Awalnya, misi utama berkoperasi adalah untuk menolong kaum buruh dan petani yang menghadapi problem-problem ekonomi dengan menggalang kekuatan mereka sendiri. Kemudian di Perancis yang didorong oleh gerakan kaum buruh yang tertindas oleh kekuatan kapitalis sepanjang abad ke 19 dengan tujuan utamanya membangun suatu ekonomi alternatif dari asosiasi-asosiasi koperasi menggantikan perusahaan-perusahaan milik kapitalis (Moene dan Wallerstein, 1993). Ide koperasi ini kemudian menjalar ke AS dan negara-negara lainnya di dunia. Di Indonesia, baru koperasi diperkenalkan pada awal abad 20. Sejak munculnya ide tersebut hingga saat ini, banyak koperasi di negara-negara maju seperti di Uni Eropa (UE) dan AS sudah menjadi perusahaan-perusahaan besar termasuk di sektor pertanian, industri manufaktur, dan perbankan yang mampu bersaing dengan korporat-korporat kapitalis.
Sejarah kelahiran dan berkembangnya koperasi di negara maju dan negara sedang berkembang memang sangat diametral. Di negara maju koperasi lahir sebagai gerakan untuk melawan ketidakadilan pasar, oleh karena itu tumbuh dan berkembang dalam suasana persaingan pasar. Bahkan dengan kekuatannya itu koperasi meraih posisi tawar dan kedudukan penting dalam konstelasi kebijakan ekonomi termasuk dalam perundingan internasional. Peraturan perundangan yang mengatur koperasi tumbuh kemudian sebagai tuntutan masyarakat koperasi dalam rangka melindungi dirinya.
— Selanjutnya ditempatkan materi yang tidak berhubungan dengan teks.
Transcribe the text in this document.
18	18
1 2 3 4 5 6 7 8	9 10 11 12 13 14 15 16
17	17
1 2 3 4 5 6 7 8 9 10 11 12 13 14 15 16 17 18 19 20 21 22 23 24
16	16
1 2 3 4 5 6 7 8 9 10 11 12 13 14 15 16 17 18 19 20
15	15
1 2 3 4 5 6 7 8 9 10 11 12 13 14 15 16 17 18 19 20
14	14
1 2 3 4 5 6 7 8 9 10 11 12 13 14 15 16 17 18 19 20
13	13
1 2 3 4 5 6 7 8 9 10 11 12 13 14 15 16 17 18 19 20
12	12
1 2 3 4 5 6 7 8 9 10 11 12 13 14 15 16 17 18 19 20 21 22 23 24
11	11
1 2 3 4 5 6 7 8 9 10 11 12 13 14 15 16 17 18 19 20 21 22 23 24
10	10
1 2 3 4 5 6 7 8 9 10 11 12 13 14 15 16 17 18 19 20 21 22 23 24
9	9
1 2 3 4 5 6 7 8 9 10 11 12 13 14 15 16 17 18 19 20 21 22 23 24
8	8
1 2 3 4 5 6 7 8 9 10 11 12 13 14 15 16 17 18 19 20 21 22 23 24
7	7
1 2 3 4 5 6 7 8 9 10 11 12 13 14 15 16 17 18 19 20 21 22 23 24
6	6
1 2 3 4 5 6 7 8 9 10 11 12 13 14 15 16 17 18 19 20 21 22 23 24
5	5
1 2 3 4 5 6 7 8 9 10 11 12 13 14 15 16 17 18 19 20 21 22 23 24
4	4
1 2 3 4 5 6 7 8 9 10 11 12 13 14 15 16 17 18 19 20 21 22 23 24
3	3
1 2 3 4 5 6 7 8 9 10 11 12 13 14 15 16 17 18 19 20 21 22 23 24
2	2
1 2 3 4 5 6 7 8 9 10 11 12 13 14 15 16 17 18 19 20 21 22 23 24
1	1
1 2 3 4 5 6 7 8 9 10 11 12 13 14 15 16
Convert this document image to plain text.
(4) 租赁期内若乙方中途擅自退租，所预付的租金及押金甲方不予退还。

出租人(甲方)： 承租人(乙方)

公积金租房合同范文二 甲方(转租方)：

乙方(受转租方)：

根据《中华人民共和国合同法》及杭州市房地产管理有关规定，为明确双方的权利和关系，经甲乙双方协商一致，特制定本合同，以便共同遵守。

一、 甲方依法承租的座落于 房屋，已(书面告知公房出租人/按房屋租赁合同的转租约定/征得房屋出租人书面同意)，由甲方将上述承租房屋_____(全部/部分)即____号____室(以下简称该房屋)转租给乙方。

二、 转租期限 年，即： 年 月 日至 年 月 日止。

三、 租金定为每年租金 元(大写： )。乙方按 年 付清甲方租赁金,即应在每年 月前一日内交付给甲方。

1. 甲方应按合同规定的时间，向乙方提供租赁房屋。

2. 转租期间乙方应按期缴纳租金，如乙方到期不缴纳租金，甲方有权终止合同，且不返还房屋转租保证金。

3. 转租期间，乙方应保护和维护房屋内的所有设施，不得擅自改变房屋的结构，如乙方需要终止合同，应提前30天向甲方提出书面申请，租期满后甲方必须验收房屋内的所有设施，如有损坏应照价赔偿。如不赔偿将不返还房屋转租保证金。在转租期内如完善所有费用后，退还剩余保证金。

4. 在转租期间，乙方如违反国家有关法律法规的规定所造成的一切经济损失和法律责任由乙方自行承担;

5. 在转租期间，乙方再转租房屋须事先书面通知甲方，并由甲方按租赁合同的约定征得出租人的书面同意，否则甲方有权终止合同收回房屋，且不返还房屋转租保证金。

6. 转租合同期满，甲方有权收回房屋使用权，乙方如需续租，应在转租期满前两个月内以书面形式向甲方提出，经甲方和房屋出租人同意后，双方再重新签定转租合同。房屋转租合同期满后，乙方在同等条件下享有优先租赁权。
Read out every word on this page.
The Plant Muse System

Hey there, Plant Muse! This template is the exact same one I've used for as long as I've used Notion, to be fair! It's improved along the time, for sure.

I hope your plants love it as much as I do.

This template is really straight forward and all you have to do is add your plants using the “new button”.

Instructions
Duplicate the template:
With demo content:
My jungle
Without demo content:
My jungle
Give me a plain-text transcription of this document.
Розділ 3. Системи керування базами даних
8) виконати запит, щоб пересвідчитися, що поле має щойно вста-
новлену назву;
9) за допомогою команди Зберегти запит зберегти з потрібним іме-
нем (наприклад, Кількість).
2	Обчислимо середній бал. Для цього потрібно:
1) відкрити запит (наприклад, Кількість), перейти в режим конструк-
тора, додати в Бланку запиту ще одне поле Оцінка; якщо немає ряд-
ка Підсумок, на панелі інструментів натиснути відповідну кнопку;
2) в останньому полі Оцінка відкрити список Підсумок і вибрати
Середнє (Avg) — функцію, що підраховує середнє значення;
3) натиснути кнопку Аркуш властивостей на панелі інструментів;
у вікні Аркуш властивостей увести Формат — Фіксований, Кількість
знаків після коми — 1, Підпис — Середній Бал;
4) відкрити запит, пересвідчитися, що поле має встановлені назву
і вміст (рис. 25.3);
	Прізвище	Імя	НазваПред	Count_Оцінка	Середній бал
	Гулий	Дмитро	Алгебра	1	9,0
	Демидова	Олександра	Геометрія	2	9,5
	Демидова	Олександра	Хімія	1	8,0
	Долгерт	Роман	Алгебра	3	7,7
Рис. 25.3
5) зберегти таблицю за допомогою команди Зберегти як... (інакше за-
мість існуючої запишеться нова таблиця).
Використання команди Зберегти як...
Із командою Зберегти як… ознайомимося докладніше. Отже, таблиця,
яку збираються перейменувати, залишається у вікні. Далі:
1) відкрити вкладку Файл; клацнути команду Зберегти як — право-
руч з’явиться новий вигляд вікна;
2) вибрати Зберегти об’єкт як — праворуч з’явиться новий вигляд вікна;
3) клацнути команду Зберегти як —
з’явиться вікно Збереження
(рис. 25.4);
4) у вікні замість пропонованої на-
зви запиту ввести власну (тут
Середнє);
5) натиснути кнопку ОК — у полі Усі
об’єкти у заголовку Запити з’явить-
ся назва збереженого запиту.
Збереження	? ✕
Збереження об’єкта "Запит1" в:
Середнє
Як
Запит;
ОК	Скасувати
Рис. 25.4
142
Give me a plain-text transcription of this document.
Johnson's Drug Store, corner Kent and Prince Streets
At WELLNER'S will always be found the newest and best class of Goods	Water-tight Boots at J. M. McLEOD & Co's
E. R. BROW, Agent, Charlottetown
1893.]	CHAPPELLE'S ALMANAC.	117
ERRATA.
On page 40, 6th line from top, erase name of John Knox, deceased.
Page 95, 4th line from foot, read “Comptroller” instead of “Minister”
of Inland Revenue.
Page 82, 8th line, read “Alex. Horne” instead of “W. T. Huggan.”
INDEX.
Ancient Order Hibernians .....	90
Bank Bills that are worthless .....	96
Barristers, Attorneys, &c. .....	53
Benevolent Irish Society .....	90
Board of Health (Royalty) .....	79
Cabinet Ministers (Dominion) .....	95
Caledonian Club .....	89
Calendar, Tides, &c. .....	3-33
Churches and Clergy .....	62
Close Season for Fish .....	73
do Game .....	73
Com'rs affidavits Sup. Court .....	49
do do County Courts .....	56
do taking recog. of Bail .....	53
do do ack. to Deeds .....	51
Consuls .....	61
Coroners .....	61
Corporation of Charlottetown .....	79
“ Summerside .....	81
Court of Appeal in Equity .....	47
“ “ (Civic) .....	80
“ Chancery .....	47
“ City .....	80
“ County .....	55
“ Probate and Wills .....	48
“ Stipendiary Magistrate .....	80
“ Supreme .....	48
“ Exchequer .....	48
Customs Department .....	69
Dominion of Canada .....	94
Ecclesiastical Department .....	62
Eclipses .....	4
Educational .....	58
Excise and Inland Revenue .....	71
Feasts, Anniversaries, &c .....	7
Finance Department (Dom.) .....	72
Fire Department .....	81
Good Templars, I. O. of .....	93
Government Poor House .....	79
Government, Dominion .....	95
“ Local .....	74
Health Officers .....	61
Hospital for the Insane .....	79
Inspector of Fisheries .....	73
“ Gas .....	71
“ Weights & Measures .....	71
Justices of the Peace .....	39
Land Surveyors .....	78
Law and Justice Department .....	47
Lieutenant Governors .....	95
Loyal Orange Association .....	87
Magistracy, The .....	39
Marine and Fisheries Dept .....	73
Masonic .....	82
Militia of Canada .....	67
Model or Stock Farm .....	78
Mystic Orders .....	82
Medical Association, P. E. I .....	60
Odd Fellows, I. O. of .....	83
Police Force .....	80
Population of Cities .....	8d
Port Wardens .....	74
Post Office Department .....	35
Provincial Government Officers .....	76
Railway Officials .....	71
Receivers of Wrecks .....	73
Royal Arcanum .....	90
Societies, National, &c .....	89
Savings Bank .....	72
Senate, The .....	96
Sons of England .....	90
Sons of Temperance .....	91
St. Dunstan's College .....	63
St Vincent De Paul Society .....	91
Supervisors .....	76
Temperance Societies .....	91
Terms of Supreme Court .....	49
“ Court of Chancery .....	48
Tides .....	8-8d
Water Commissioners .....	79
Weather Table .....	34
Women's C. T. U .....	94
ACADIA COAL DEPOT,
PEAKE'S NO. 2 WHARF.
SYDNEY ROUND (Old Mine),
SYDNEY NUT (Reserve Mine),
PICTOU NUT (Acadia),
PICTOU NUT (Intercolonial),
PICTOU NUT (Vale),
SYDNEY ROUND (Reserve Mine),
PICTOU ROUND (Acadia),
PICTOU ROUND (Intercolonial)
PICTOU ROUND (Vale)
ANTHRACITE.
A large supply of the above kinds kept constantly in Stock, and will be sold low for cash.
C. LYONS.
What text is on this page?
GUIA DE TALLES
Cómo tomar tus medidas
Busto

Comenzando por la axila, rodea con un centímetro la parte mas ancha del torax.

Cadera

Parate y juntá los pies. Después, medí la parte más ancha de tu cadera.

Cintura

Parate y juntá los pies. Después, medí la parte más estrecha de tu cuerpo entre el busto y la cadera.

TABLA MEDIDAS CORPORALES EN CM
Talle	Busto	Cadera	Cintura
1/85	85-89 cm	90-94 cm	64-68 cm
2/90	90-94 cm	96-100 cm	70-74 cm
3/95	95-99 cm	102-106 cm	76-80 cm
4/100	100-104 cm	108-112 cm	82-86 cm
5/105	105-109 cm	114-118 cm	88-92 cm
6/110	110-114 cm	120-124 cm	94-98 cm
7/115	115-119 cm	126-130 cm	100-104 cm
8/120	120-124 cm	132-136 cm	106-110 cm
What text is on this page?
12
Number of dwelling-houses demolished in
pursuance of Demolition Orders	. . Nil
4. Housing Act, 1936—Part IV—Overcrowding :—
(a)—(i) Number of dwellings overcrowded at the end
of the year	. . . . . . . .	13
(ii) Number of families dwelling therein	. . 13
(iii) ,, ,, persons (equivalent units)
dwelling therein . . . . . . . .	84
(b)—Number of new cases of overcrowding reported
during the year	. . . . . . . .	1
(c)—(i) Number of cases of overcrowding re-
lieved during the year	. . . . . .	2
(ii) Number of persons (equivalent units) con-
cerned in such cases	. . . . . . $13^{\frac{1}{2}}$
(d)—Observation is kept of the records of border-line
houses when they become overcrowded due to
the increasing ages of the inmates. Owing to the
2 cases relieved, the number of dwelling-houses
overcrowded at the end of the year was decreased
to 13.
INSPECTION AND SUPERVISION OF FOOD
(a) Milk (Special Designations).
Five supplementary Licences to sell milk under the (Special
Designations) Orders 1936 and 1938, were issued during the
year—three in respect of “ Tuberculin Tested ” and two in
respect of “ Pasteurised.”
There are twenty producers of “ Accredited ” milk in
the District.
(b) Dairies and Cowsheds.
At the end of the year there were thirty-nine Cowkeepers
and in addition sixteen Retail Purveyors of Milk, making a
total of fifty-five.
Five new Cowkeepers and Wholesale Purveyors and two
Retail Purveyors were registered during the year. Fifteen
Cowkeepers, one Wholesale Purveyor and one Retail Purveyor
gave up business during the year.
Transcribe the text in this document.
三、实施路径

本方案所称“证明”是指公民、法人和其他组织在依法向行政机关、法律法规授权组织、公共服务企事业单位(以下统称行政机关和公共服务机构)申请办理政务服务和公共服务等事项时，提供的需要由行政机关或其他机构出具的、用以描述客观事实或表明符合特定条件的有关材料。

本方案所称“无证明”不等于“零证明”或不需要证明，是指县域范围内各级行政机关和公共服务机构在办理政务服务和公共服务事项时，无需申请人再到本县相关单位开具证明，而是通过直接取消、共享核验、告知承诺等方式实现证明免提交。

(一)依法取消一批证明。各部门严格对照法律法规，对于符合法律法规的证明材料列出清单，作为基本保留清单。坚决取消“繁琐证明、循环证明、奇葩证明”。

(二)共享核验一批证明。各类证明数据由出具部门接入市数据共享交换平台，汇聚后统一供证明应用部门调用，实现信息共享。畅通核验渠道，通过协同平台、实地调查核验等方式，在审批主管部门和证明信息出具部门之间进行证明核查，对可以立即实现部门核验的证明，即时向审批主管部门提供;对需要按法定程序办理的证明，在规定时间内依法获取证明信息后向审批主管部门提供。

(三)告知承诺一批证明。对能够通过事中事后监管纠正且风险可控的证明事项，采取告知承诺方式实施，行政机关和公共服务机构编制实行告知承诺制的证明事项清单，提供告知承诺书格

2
Sedangkan, di negara sedang berkembang koperasi dihadirkan dalam kerangka membangun institusi yang dapat menjadi mitra negara dalam menggerakkan pembangunan untuk mencapai kesejahteraan masyarakat. Oleh karena itu kesadaran antara kesamaan dan kemuliaan tujuan negara dan gerakan koperasi dalam memperjuangkan peningkatan kesejahteraan masyarakat ditonjolkan di negara sedang berkembang, baik oleh pemerintah kolonial maupun pemerintahan bangsa sendiri setelah kemerdekaan. Dalam kasus Indonesia, hal ini ditegaskan di dalam Undang-undang (UU) Dasar 1945 Pasal 33 mengenai sistem perekonomian nasional. Berbagai peraturan perundangan yang mengatur koperasi dilahirkan dan juga dibentuk departemen atau kementerian khusus yakni Menteri Negara Koperasi dan Usaha Kecil dan Menengah dengan maksud mendukung perkembangan koperasi di dalam negeri.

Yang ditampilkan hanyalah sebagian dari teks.